Galerie Greta Meert is pleased to present an exhibition of sculptures and photographs by Robert Grosvenor. This is the artist’s first presentation at the gallery since his 1992 exhibition Sculpture and Drawings.
The work of Robert Grosvenor proceeds from the act of looking. His approach to arranging common materials, fabricating structures and altering objects is an extension of the pleasure he finds in observing the world with care and consideration. Purposeful and pared down, his handling of the stuff that makes up our material existence and his ability to devise specific spatial relations lend his work a distinctly familiar yet bewildering quality. The artist’s attraction to the aerodynamic forms of cars and boats, or as he calls them himself, ‘shapes that can go fast,’ characterises his interest in the vernacular of sculpture. In maintaining an ambiguous relationship to the handmade inventions of Sunday engineers and working class bricoleurs, his work defies discourse and its categories.
On many occasions, Grosvenor’s sculptures have been compared to shelters, vessels, stages, and containers, yet they have repeatedly proven to elude the illustrative confines of those analogies. While there is no doubt as to how his sculptures exist in space, their presence conjures more than meets the eye—they simultaneously deflect the literalist precepts of minimalism and circumvent illustrative or illusionistic endeavours. As in the photograph of two green doughnuts that the artist whimsically put in the green water of the Florida Keys, the precise but often liminal nature of his gestures give objects a life of their own.

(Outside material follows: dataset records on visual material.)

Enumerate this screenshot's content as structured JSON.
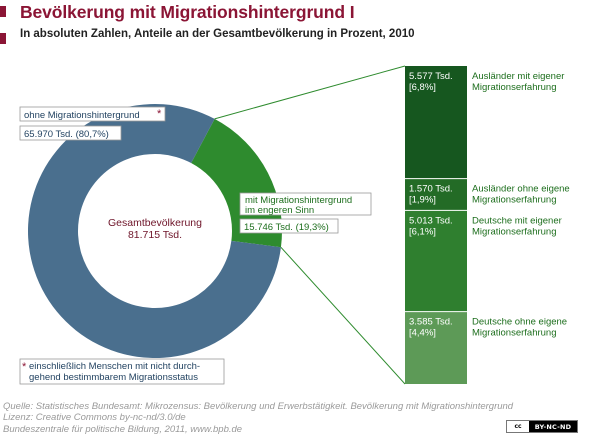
{
  "title": "Bevölkerung mit Migrationshintergrund I",
  "subtitle": "In absoluten Zahlen, Anteile an der Gesamtbevölkerung in Prozent, 2010",
  "colors": {
    "title": "#8b1535",
    "ohne": "#4a6f8e",
    "mit": "#2e8b2e",
    "bar_1": "#16571f",
    "bar_2": "#236b26",
    "bar_3": "#2f7f2f",
    "bar_4": "#5d9a57",
    "connector": "#2e8b2e",
    "total_text": "#6e1429"
  },
  "donut": {
    "center_label": "Gesamtbevölkerung",
    "center_value": "81.715 Tsd.",
    "label_ohne": "ohne Migrationshintergrund",
    "label_ohne_marker": "*",
    "value_ohne": "65.970 Tsd. (80,7%)",
    "label_mit_line1": "mit Migrationshintergrund",
    "label_mit_line2": "im engeren Sinn",
    "value_mit": "15.746 Tsd. (19,3%)"
  },
  "footnote": {
    "marker": "*",
    "line1": "einschließlich Menschen mit nicht durch-",
    "line2": "gehend bestimmbarem Migrationsstatus"
  },
  "footer": {
    "line1": "Quelle: Statistisches Bundesamt: Mikrozensus: Bevölkerung und Erwerbstätigkeit. Bevölkerung mit Migrationshintergrund",
    "line2": "Lizenz: Creative Commons by-nc-nd/3.0/de",
    "line3": "Bundeszentrale für politische Bildung, 2011, www.bpb.de"
  },
  "license_badge": {
    "left": "cc",
    "right": "BY-NC-ND"
  },
  "chart_data": [
    {
      "type": "pie",
      "categories": [
        "ohne Migrationshintergrund",
        "mit Migrationshintergrund im engeren Sinn"
      ],
      "values": [
        65970,
        15746
      ],
      "percent": [
        80.7,
        19.3
      ],
      "unit": "Tsd.",
      "total": 81715
    },
    {
      "type": "bar",
      "stacked": true,
      "categories": [
        "Ausländer mit eigener Migrationserfahrung",
        "Ausländer ohne eigene Migrationserfahrung",
        "Deutsche mit eigener Migrationserfahrung",
        "Deutsche ohne eigene Migrationserfahrung"
      ],
      "segments": [
        {
          "label_line1": "Ausländer mit eigener",
          "label_line2": "Migrationserfahrung",
          "value": 5577,
          "value_label": "5.577 Tsd.",
          "percent_label": "[6,8%]"
        },
        {
          "label_line1": "Ausländer ohne eigene",
          "label_line2": "Migrationserfahrung",
          "value": 1570,
          "value_label": "1.570 Tsd.",
          "percent_label": "[1,9%]"
        },
        {
          "label_line1": "Deutsche mit eigener",
          "label_line2": "Migrationserfahrung",
          "value": 5013,
          "value_label": "5.013 Tsd.",
          "percent_label": "[6,1%]"
        },
        {
          "label_line1": "Deutsche ohne eigene",
          "label_line2": "Migrationserfahrung",
          "value": 3585,
          "value_label": "3.585 Tsd.",
          "percent_label": "[4,4%]"
        }
      ],
      "unit": "Tsd."
    }
  ]
}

In a new series of small scale photographs, the artist uses flocking pigments tossed into snow. The tenuous relationship between the pictures, and the provisional happening devised for the camera keeps the status of these photographs on edge. Not unlike his sculptures, these pictures function as self-contained landscapes. Presented alongside a coloured steel sphere and a modified auto body, this series of photographs departs from the artist’s earlier photographs. On view on the first floor of the gallery, these photographs tend to bear a more direct relationship to his sculptural work.
Robert Grosvenor naturally drifts from one area of interest to another. In doing so, the complex parallels between his sculptural work and his photographs continue to unfold in unexpected ways. Each one of his sculptures constitute a new start. In a quasi photographic way, Grosvenor makes his work in order to see what it looks like in the world – without any preconceptions.
Robert Grosvenor was born in 1937 in New York City, and studied at the Ecole des Beaux-Arts in Dijon (France), the Ecole Supérieure des Arts Décoratifs in Paris (France) and the Universitá di Perugia in Italy. His work was included in the seminal group exhibitions Primary Structures (Jewish Museum, New York, NY, 1966) and Minimal Art (Gemeentemuseum Den Haag, 1968). One-person exhibitions of Grosvenor’s work have been presented at the Kunsthalle Bern, Switzerland (1992), the Fundação de Serralves, Porto, Portugal (2005), the Renaissance Society, Chicago, IL (2017), and the ICA Miami (2019). His work is currently on view at La Biennale di Venezia in The Milk of Dreams, the 59th International Art Exhibition curated by Cecilia Alemani.



Over the past 30 years, Galerie Greta Meert established itself as one of Brussels’ leading contemporary art galleries. Founded in 1988 as Galerie Meert Rihoux, it was subsequently renamed after its founding director Greta Meert in 2006. Located in the center of Brussels, the gallery occupies a five-story Art Nouveau building designed by Louis Bral and renovated for the gallery by renowned Belgian architects Hilde Daem and Paul Robbrecht. Since 2012 three floors of the building are dedicated to exhibitions, making it possible to maintain an expanded exhibition schedule.